“Ariane à Naxos” par le duo Clarac-Delœuil

photo : S. Barek

C’est du théâtre dans le théâtre. Ariane à Naxos de Strauss porte une réflexion sur la création lyrique. Un sujet qui a captivé Jean-Philippe Clarac et Olivier Delœuil. Le duo de metteurs en scène revient à l’Opéra de Rouen Normandie avec ce nouveau spectacle, une cinquième production, jouée par l’orchestre dirigé par Ben Glassberg, et présentée du 15 au 19 novembre au Théâtre des Arts à Rouen.

Un retour à Richard Strauss

Jean-Philippe Clarac et Olivier Delœuil reviennent à la musique de Richard Strauss (1864-1949). Ils mettent en scène Ariane à Naxos après Salomé. « C’est un compositeur que nous aimons beaucoup et que nous voulons encore explorer. Nous avons beaucoup d’affinités avec lui. Il écrit une musique, à la fois intellectuelle et forte en émotions, qui va droit aux tripes et au cœur. Il est sans cesse dans la modernité », remarque Olivier Delœuil. « Strauss explore les zones grises, complète Jean-Philippe Clarac.

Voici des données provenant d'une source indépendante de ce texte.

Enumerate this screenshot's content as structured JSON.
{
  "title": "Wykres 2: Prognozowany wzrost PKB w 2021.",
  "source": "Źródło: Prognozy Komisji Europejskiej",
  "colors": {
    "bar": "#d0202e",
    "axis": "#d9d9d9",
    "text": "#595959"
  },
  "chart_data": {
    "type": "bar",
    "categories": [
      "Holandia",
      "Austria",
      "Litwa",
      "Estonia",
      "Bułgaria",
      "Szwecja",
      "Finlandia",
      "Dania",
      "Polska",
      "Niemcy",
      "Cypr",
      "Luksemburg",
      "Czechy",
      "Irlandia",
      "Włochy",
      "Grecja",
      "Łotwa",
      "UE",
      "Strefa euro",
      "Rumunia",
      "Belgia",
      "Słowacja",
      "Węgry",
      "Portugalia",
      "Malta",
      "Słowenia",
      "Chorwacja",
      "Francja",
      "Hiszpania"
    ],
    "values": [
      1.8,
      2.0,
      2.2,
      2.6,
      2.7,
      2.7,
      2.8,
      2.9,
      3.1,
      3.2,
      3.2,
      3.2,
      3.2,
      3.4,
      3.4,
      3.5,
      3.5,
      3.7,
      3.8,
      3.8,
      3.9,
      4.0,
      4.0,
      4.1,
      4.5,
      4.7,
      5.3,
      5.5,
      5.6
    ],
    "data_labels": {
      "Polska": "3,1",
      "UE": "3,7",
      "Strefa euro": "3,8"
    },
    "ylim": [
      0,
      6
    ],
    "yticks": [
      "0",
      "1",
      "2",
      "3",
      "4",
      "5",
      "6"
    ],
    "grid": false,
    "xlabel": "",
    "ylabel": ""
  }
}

Il n’est pas monobloc ou monolithique. Il est aussi le grand compositeur de la psyché féminine. Il explore la complexité, dans le sens de richesse, les facettes des personnages féminins ».

Deux spectacles en un

Ariane à Naxos est une œuvre à demi-caractère, entre opera seria et opera bouffa. C’est un entremêlement de deux histoires. Chez un mécène bourgeois, installé à Vienne au XVIIIe siècle, deux troupes s’apprêtent à donner leur spectacle. Pour l’une, ce sera une commedia dell’arte avec ses célèbres personnages, pour l’autre, un drame lyrique inspiré du mythe d’Ariane. Comme le propriétaire des lieux veut son feu d’artifice à une heure bien précise, il demande à ce que les deux spectacles se jouent en même temps. C’est la consternation chez les deux équipes artistiques, notamment chez le Compositeur qui n’a pas d’autres choix que de se soumettre à la volonté de son mécène.

Ariane à Naxos, c’est aussi un jeu de miroir entre des personnages opposés. D’un côté, une tragédie grecque avec une Ariane, abandonnée par Thésée sur l’île de Naxos. La jeune femme, personnage atemporel et éternel, qui a juré fidélité à celui qu’elle aime, reste le symbole de la solitude. De l’autre, une comédie avec notamment une Zerbinette papillonnante qui souhaite profiter de la vie. Avec cette pièce lyrique, composée sur le livret de Hugo von Hofmannsthal, Strauss crée ainsi un dialogue entre différentes formes théâtrales.

Un « métissage artistique »

Le duo de metteurs en scène a eu à cœur de préserver ce « métissage artistique » et offre plusieurs niveaux de lecture de cet opéra. Comme toujours, l’histoire se déroule dans la ville de la représentation, donc à Rouen. Le spectacle est en train de se construire avec des artistes que le public suit lors de leur préparation dans les loges — moment ô combien intime — et qui endossent leur rôle sur scène. Le spectacle se déroule à nouveau sur le plateau et sur écran.

Avec cette œuvre de Strauss, Jean-Philippe Clarac et Olivier Delœuil se sont questionnés sur la manière de mettre en scène un tel opéra aujourd’hui. Créer, c’est « faire des compromis ». Comme le montre le rôle du Compositeur dans Ariane à Naxos. « Ce personnage est un hommage à Mozart. Ce jeune artiste est exalté, très entier ». Par ailleurs, « tout opéra se crée en troupe, en équipe. On ne peut pas s’enfermer. Le compositeur, Strauss, n’est pas là mais on se demande comment lui voyait cette pièce. Nous avons déjà travaillé sur un opéra avec un compositeur vivant, Pascal Dusapin. Cela redéfinit les équilibres. Cependant, s’adapter, comme doit le faire le Compositeur, nous le faisons tous les jours ». À la fin d’une telle création, « tout le monde est transformé. C’est ce qui fait que le spectacle est vivant ».